Background: Adampak is a manufacturer of self-adhesive labels, seals used for dampening and insulating, as well as other precision die cut components. It has production facilities in Singapore, Philippines and Thailand. In addition, it has a manufacturing presence in Malaysia and mainland China via its associate companies.

Key products: Labels can be used to convey information about the product such as electrical hazard warnings, product information, regulatory markings and bar codes used for tracking and control. In addition, it supplies die cut components such as adhesive-free zone seals for HDDs, dampers, insulators and bonding tapes. Labels account for 70% of sales, while precision die cut components account for the other 30%.

Navis offers to take Adampak private. Private equity firm Navis Capital Partners has made a cash offer of S$0.42/share to privatise Adampak for S$110.7m. Navis’ offer values Adampak at 18x FY11 earnings and 2.7x NTA. Admittedly, FY11 was a poor year for Adampak, but even based on its record year in FY10, Navis would still be valuing the company at 10x earnings and 2x NTA. We reckon this is fair for a company of its small size (just $58-62m in revenue in the past two years) and the relative lack of trading liquidity.

Offer likely to go through. We note that five substantial shareholders representing 52.3% of outstanding shares (including the largest shareholder, Group CEO Anthony Tay, who owns 32.2% of the company) have given irrevocable undertakings to Navis, which means the deal is already unconditional. As there are no major institutional shareholders in the stock and given the attractive valuations offered, we think it is quite likely that retail investors will also sell their shares to Navis.

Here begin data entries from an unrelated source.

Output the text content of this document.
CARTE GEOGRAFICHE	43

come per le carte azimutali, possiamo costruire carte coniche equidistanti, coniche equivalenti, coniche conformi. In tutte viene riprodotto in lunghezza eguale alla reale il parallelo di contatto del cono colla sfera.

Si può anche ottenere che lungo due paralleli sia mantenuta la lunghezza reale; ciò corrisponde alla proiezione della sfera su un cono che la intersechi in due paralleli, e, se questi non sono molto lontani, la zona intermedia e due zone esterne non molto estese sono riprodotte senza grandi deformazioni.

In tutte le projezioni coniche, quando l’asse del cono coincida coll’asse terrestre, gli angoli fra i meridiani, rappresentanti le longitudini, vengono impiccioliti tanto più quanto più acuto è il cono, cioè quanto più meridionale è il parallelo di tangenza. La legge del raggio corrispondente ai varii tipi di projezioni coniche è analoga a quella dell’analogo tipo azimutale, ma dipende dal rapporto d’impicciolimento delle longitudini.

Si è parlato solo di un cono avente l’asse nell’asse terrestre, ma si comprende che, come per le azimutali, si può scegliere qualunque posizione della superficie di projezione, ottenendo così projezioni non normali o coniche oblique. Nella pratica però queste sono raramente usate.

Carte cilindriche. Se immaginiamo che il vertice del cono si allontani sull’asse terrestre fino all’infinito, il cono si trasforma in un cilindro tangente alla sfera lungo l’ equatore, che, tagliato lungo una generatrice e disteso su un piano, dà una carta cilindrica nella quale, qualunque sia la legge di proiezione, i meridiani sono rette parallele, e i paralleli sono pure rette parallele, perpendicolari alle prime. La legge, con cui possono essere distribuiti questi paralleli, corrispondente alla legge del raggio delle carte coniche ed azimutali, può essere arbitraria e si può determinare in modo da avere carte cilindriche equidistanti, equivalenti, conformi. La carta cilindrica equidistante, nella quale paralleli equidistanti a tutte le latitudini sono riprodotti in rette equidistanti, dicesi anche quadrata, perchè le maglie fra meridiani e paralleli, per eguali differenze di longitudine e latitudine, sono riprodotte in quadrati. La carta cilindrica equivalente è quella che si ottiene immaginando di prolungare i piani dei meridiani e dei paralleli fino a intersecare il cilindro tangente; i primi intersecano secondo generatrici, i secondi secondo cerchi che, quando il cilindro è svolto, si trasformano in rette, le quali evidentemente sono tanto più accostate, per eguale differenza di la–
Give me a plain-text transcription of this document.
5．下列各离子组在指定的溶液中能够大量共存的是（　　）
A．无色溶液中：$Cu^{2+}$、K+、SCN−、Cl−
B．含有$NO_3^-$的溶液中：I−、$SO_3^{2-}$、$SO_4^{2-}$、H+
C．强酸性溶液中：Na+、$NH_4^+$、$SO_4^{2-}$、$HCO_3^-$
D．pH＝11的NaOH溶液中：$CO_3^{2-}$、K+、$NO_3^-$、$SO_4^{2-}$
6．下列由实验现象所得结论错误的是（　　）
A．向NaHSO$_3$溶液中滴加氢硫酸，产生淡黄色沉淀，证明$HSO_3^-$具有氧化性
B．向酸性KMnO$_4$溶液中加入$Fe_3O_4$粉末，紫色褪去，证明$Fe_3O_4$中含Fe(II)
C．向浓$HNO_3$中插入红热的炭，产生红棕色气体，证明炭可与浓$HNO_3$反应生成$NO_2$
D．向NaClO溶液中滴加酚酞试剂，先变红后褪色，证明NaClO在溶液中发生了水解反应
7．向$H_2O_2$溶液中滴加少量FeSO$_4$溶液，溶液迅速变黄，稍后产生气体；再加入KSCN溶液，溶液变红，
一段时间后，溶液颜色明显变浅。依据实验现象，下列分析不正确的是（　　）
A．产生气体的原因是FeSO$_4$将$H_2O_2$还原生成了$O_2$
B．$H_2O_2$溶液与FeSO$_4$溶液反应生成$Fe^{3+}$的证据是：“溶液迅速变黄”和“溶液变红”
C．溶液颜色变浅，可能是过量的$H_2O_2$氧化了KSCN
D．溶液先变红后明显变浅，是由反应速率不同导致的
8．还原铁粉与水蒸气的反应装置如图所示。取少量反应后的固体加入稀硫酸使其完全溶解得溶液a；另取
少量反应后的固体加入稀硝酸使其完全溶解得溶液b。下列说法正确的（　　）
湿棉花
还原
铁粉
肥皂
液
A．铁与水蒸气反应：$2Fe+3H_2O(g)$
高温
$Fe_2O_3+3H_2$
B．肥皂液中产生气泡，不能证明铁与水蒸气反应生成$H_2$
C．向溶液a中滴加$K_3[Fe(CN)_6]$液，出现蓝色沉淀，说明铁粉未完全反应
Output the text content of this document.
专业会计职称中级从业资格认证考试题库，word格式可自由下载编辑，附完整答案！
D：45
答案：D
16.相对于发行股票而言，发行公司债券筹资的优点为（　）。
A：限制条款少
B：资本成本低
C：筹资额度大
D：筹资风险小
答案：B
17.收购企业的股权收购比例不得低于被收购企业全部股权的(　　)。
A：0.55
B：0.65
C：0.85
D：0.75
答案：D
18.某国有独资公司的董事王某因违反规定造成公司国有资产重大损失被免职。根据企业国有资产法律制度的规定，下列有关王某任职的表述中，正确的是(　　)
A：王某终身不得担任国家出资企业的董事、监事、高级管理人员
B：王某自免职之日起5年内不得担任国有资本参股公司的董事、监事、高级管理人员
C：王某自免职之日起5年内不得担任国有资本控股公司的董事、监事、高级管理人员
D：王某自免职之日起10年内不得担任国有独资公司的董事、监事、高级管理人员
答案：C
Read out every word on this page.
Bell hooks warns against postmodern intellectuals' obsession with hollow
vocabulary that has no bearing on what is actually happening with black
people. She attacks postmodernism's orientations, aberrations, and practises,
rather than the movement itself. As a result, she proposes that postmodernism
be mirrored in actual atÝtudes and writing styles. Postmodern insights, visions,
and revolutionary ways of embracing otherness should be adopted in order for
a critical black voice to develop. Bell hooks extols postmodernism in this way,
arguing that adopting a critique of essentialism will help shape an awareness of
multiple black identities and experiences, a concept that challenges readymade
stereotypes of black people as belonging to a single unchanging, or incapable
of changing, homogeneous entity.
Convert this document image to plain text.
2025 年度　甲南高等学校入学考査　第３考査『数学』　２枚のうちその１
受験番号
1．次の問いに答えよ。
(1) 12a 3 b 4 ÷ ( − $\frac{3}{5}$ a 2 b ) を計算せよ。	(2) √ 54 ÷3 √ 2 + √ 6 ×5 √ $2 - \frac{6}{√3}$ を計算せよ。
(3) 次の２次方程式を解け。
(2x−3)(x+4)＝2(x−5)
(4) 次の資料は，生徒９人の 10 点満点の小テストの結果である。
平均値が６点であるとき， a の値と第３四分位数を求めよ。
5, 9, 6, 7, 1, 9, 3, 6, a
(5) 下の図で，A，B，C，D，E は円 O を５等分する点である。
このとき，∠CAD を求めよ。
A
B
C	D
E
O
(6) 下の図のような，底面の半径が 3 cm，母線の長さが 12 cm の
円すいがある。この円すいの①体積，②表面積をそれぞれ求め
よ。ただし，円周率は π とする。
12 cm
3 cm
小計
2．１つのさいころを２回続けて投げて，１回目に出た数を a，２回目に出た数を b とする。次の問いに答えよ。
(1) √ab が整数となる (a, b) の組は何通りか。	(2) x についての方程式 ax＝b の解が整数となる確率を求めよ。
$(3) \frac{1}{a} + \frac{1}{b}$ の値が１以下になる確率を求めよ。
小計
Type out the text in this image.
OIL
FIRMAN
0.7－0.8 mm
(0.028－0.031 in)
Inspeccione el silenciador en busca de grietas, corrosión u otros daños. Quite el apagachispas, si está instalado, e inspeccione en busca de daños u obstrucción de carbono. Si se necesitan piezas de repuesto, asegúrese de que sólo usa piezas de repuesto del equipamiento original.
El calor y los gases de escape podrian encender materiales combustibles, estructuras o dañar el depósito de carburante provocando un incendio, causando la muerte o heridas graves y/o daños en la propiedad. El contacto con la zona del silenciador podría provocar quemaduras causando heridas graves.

No reason to hang on. Adampak was primarily known as a dividend yield play. Even at $0.42, the 2011 dividend of $0.02/share would still yield almost 5%. However, recall we were disappointed that 2011 dividend was cut to $0.02 a share despite a big improvement in cashflow. Going forward, even if it does not succeed in privatizing Adampak, Navis has publicly stated that it still intends to push Adampak to rapidly expand its business, which would burn cashflow and certainly affect dividends. As such, we see no reason to hang on.